Владелец хаммама ни в какую не хотел впускать Джахана и уступил только после того, как возница сунул ему в руку несколько монет. Когда горячая вода коснулась его кожи, Джахан застонал от наслаждения. Теплые мраморные плиты казались ему облаками небесной обители. Глядя, как с тела стекают черные ручьи, он чувствовал, что из него выходят тюремная грязь и зловоние. Впервые за шесть недель он побрился. Теллак,[24] громадный курд, явно пребывал не в лучшем расположении духа: то ли нынешним утром его незаслуженно обидели, то ли беднягу мучила изжога после чрезмерно острой пищи. Так или иначе, он скреб щеки Джахана бритвой столь яростно, что на руках у него от напряжения вздувались жилы. Когда с бритьем было покончено, лицо Джахана стало красным, как мак. Он снова направился в парную, а затем, чувствуя легкое головокружение, вышел во двор и бросился в холодный бассейн. Окунувшись в прохладную чистую воду, он ощутил себя на вершине блаженства.

Банщик предложил Джахану клубничный шербет. Потягивая сладкий напиток, Джахан озирался по сторонам. Рядом на мраморной лавке дремал какой-то тучный краснолицый человек, судя по виду, купец.

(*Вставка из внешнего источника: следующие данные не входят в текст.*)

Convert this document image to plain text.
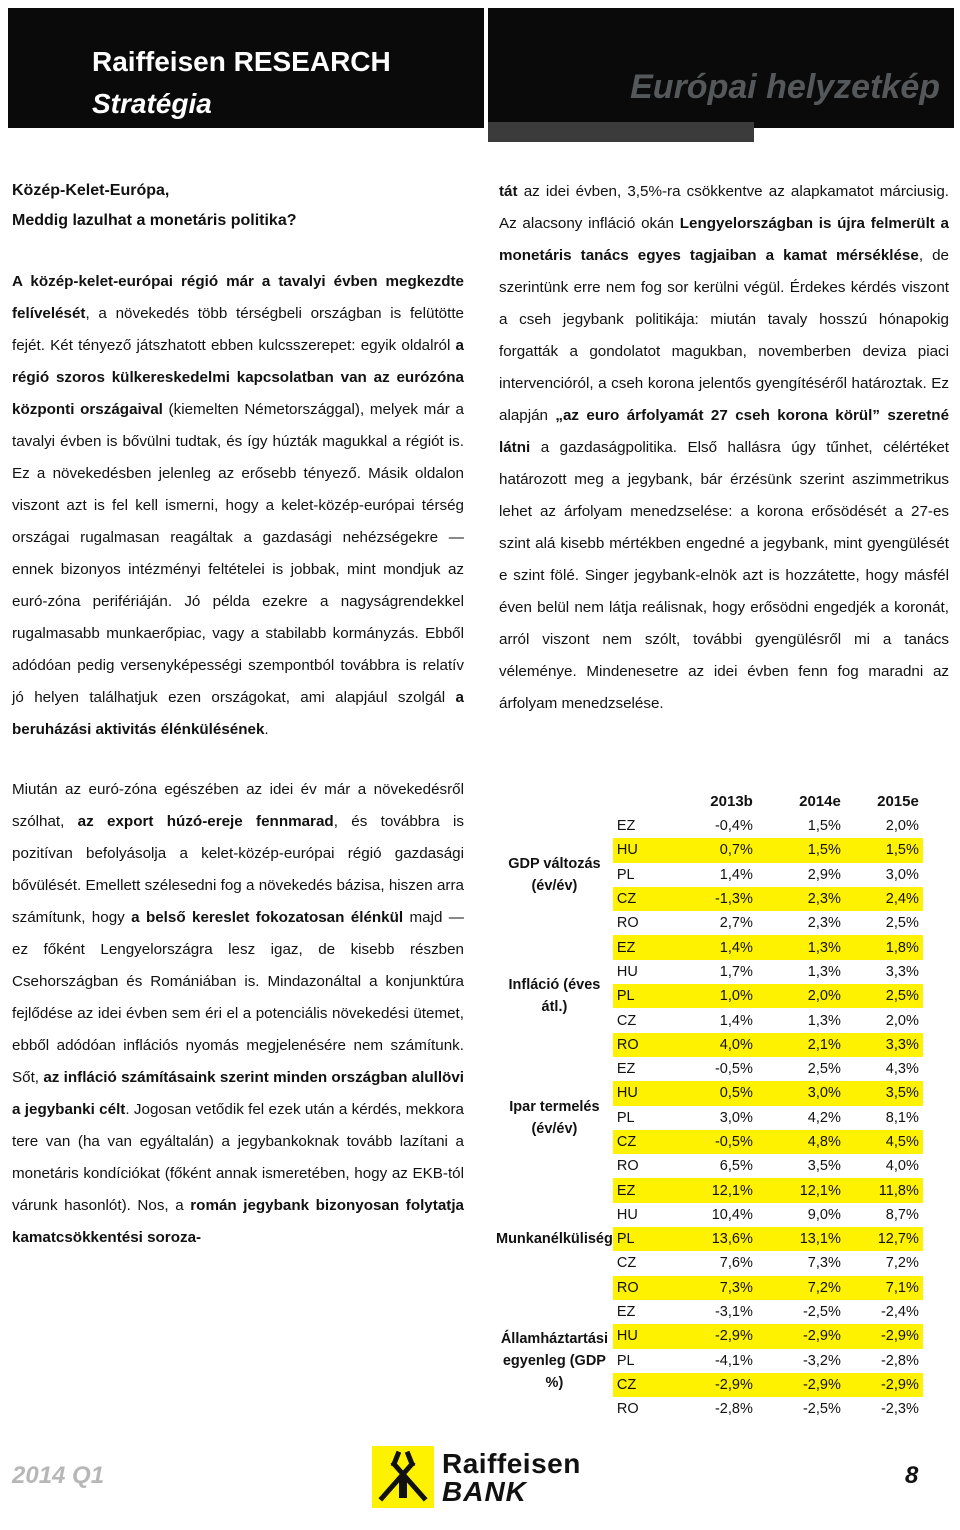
Raiffeisen RESEARCH
Stratégia	Európai helyzetkép
Közép-Kelet-Európa,
Meddig lazulhat a monetáris politika?

A közép-kelet-európai régió már a tavalyi évben megkezdte felívelését, a növekedés több térségbeli országban is felütötte fejét. Két tényező játszhatott ebben kulcsszerepet: egyik oldalról a régió szoros külkereskedelmi kapcsolatban van az eurózóna központi országaival (kiemelten Németországgal), melyek már a tavalyi évben is bővülni tudtak, és így húzták magukkal a régiót is. Ez a növekedésben jelenleg az erősebb tényező. Másik oldalon viszont azt is fel kell ismerni, hogy a kelet-közép-európai térség országai rugalmasan reagáltak a gazdasági nehézségekre ― ennek bizonyos intézményi feltételei is jobbak, mint mondjuk az euró-zóna perifériáján. Jó példa ezekre a nagyságrendekkel rugalmasabb munkaerőpiac, vagy a stabilabb kormányzás. Ebből adódóan pedig versenyképességi szempontból továbbra is relatív jó helyen találhatjuk ezen országokat, ami alapjául szolgál a beruházási aktivitás élénkülésének.

Miután az euró-zóna egészében az idei év már a növekedésről szólhat, az export húzó-ereje fennmarad, és továbbra is pozitívan befolyásolja a kelet-közép-európai régió gazdasági bővülését. Emellett szélesedni fog a növekedés bázisa, hiszen arra számítunk, hogy a belső kereslet fokozatosan élénkül majd ― ez főként Lengyelországra lesz igaz, de kisebb részben Csehországban és Romániában is. Mindazonáltal a konjunktúra fejlődése az idei évben sem éri el a potenciális növekedési ütemet, ebből adódóan inflációs nyomás megjelenésére nem számítunk. Sőt, az infláció számításaink szerint minden országban alullövi a jegybanki célt. Jogosan vetődik fel ezek után a kérdés, mekkora tere van (ha van egyáltalán) a jegybankoknak tovább lazítani a monetáris kondíciókat (főként annak ismeretében, hogy az EKB-tól várunk hasonlót). Nos, a román jegybank bizonyosan folytatja kamatcsökkentési soroza-

tát az idei évben, 3,5%-ra csökkentve az alapkamatot márciusig. Az alacsony infláció okán Lengyelországban is újra felmerült a monetáris tanács egyes tagjaiban a kamat mérséklése, de szerintünk erre nem fog sor kerülni végül. Érdekes kérdés viszont a cseh jegybank politikája: miután tavaly hosszú hónapokig forgatták a gondolatot magukban, novemberben deviza piaci intervencióról, a cseh korona jelentős gyengítéséről határoztak. Ez alapján „az euro árfolyamát 27 cseh korona körül” szeretné látni a gazdaságpolitika. Első hallásra úgy tűnhet, célértéket határozott meg a jegybank, bár érzésünk szerint aszimmetrikus lehet az árfolyam menedzselése: a korona erősödését a 27-es szint alá kisebb mértékben engedné a jegybank, mint gyengülését e szint fölé. Singer jegybank-elnök azt is hozzátette, hogy másfél éven belül nem látja reálisnak, hogy erősödni engedjék a koronát, arról viszont nem szólt, további gyengülésről mi a tanács véleménye. Mindenesetre az idei évben fenn fog maradni az árfolyam menedzselése.

		2013b	2014e	2015e
GDP változás (év/év)	EZ	-0,4%	1,5%	2,0%
	HU	0,7%	1,5%	1,5%
	PL	1,4%	2,9%	3,0%
	CZ	-1,3%	2,3%	2,4%
	RO	2,7%	2,3%	2,5%
Infláció (éves átl.)	EZ	1,4%	1,3%	1,8%
	HU	1,7%	1,3%	3,3%
	PL	1,0%	2,0%	2,5%
	CZ	1,4%	1,3%	2,0%
	RO	4,0%	2,1%	3,3%
Ipar termelés (év/év)	EZ	-0,5%	2,5%	4,3%
	HU	0,5%	3,0%	3,5%
	PL	3,0%	4,2%	8,1%
	CZ	-0,5%	4,8%	4,5%
	RO	6,5%	3,5%	4,0%
Munkanélküliség	EZ	12,1%	12,1%	11,8%
	HU	10,4%	9,0%	8,7%
	PL	13,6%	13,1%	12,7%
	CZ	7,6%	7,3%	7,2%
	RO	7,3%	7,2%	7,1%
Államháztartási egyenleg (GDP %)	EZ	-3,1%	-2,5%	-2,4%
	HU	-2,9%	-2,9%	-2,9%
	PL	-4,1%	-3,2%	-2,8%
	CZ	-2,9%	-2,9%	-2,9%
	RO	-2,8%	-2,5%	-2,3%
2014 Q1	Raiffeisen
BANK
8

Еще один посетитель, мужчина с беспокойным взглядом и шрамом во всю щеку, сидел, прикрыв ноги пештамалом.[25] Здоровенный казак вперил в Джахана пристальный взгляд и, сочтя того не заслуживающим интереса, отвернулся.

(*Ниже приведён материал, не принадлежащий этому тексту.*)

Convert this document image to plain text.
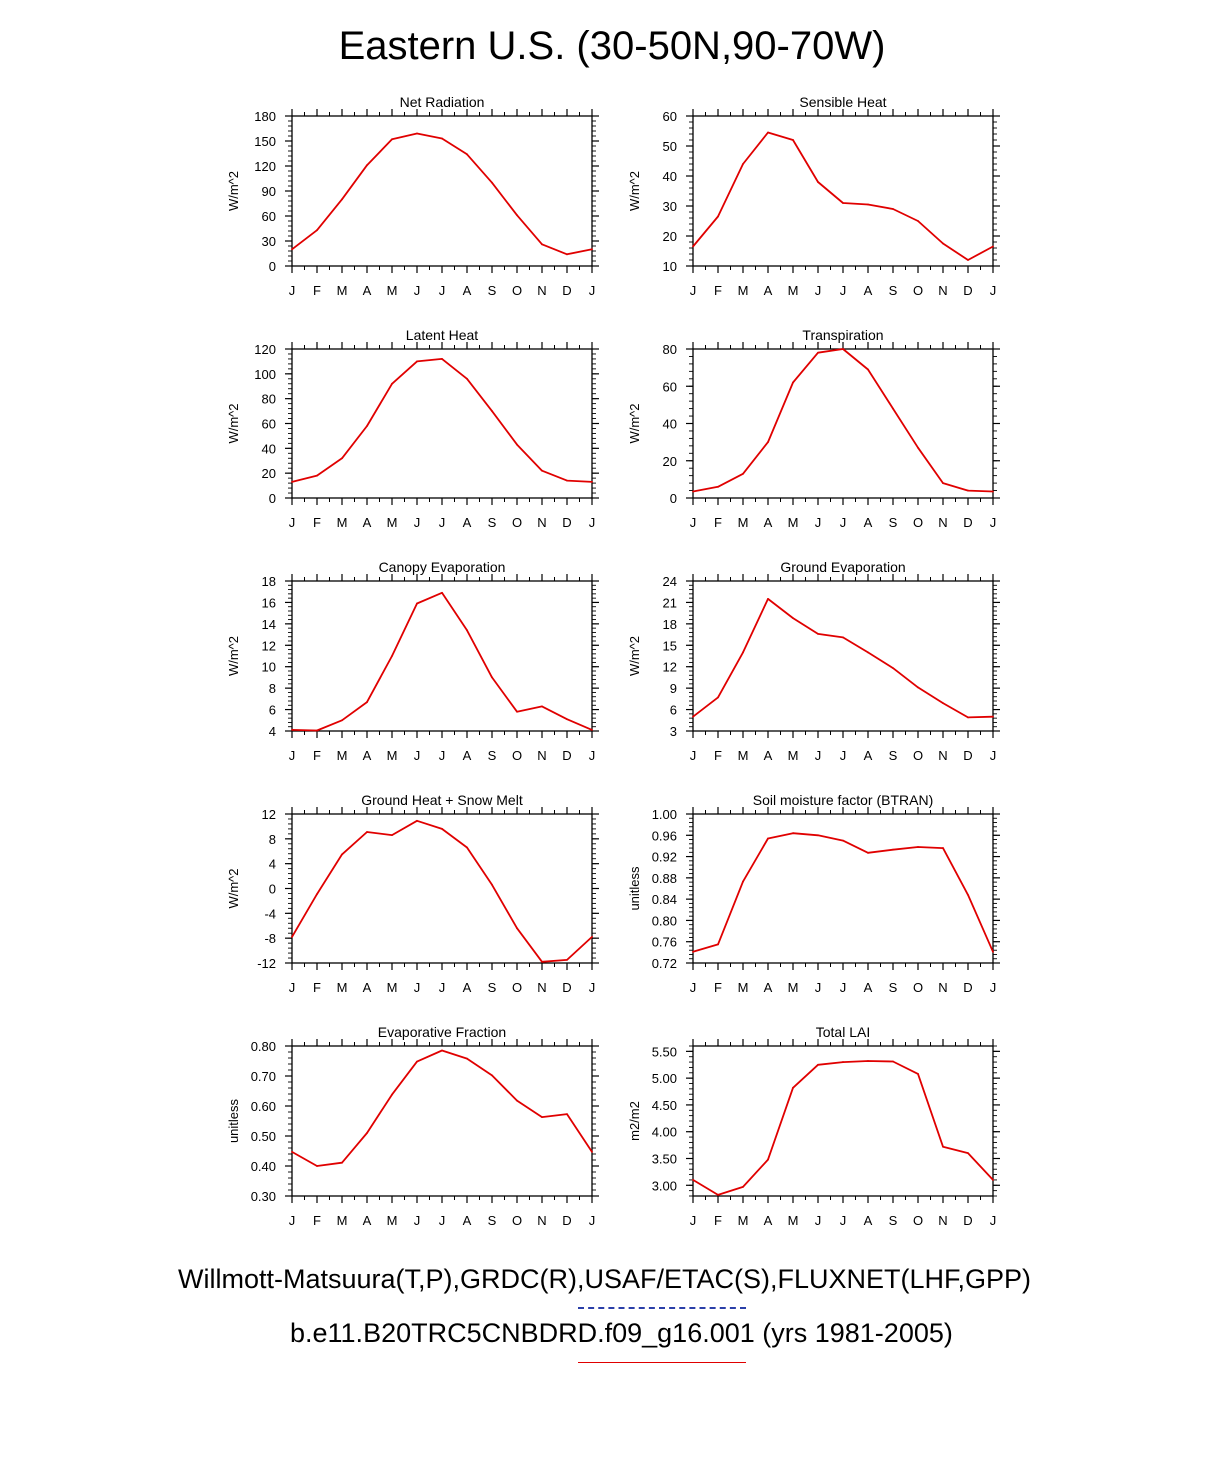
Eastern U.S. (30-50N,90-70W)
J F M A M J J A S O N D J
0
30
60
90
120
150
180
Net Radiation
W/m^2
J F M A M J J A S O N D J
10
20
30
40
50
60
Sensible Heat
W/m^2
J F M A M J J A S O N D J
0
20
40
60
80
100
120
Latent Heat
W/m^2
J F M A M J J A S O N D J
0
20
40
60
80
Transpiration
W/m^2
J F M A M J J A S O N D J
4
6
8
10
12
14
16
18
Canopy Evaporation
W/m^2
J F M A M J J A S O N D J
3
6
9
12
15
18
21
24
Ground Evaporation
W/m^2
J F M A M J J A S O N D J
-12
-8
-4
0
4
8
12
Ground Heat + Snow Melt
W/m^2
J F M A M J J A S O N D J
0.72
0.76
0.80
0.84
0.88
0.92
0.96
1.00
Soil moisture factor (BTRAN)
unitless
J F M A M J J A S O N D J
0.30
0.40
0.50
0.60
0.70
0.80
Evaporative Fraction
unitless
J F M A M J J A S O N D J
3.00
3.50
4.00
4.50
5.00
5.50
Total LAI
m2/m2
Willmott-Matsuura(T,P),GRDC(R),USAF/ETAC(S),FLUXNET(LHF,GPP)
b.e11.B20TRC5CNBDRD.f09_g16.001 (yrs 1981-2005)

Вскоре явились два безусых паренька с миловидными лицами и большими темными глазами. Оказалось, их пригласил тучный купец. Джахан знал, что в хаммаме подобное бывает нередко. В потайных покоях смазливые юнцы оказывают некоторым посетителям особые услуги. Моментально вспомнив Абдуллу и Кайнака, он почувствовал, как лицо его невольно исказила гримаса отвращения.

– Вижу, ты не любитель мальчишек, – раздался чей-то голос у него над ухом.

Какой-то человек опустился рядом на скамью. Его грудь, ноги и руки покрывала густая поросль курчавых волос.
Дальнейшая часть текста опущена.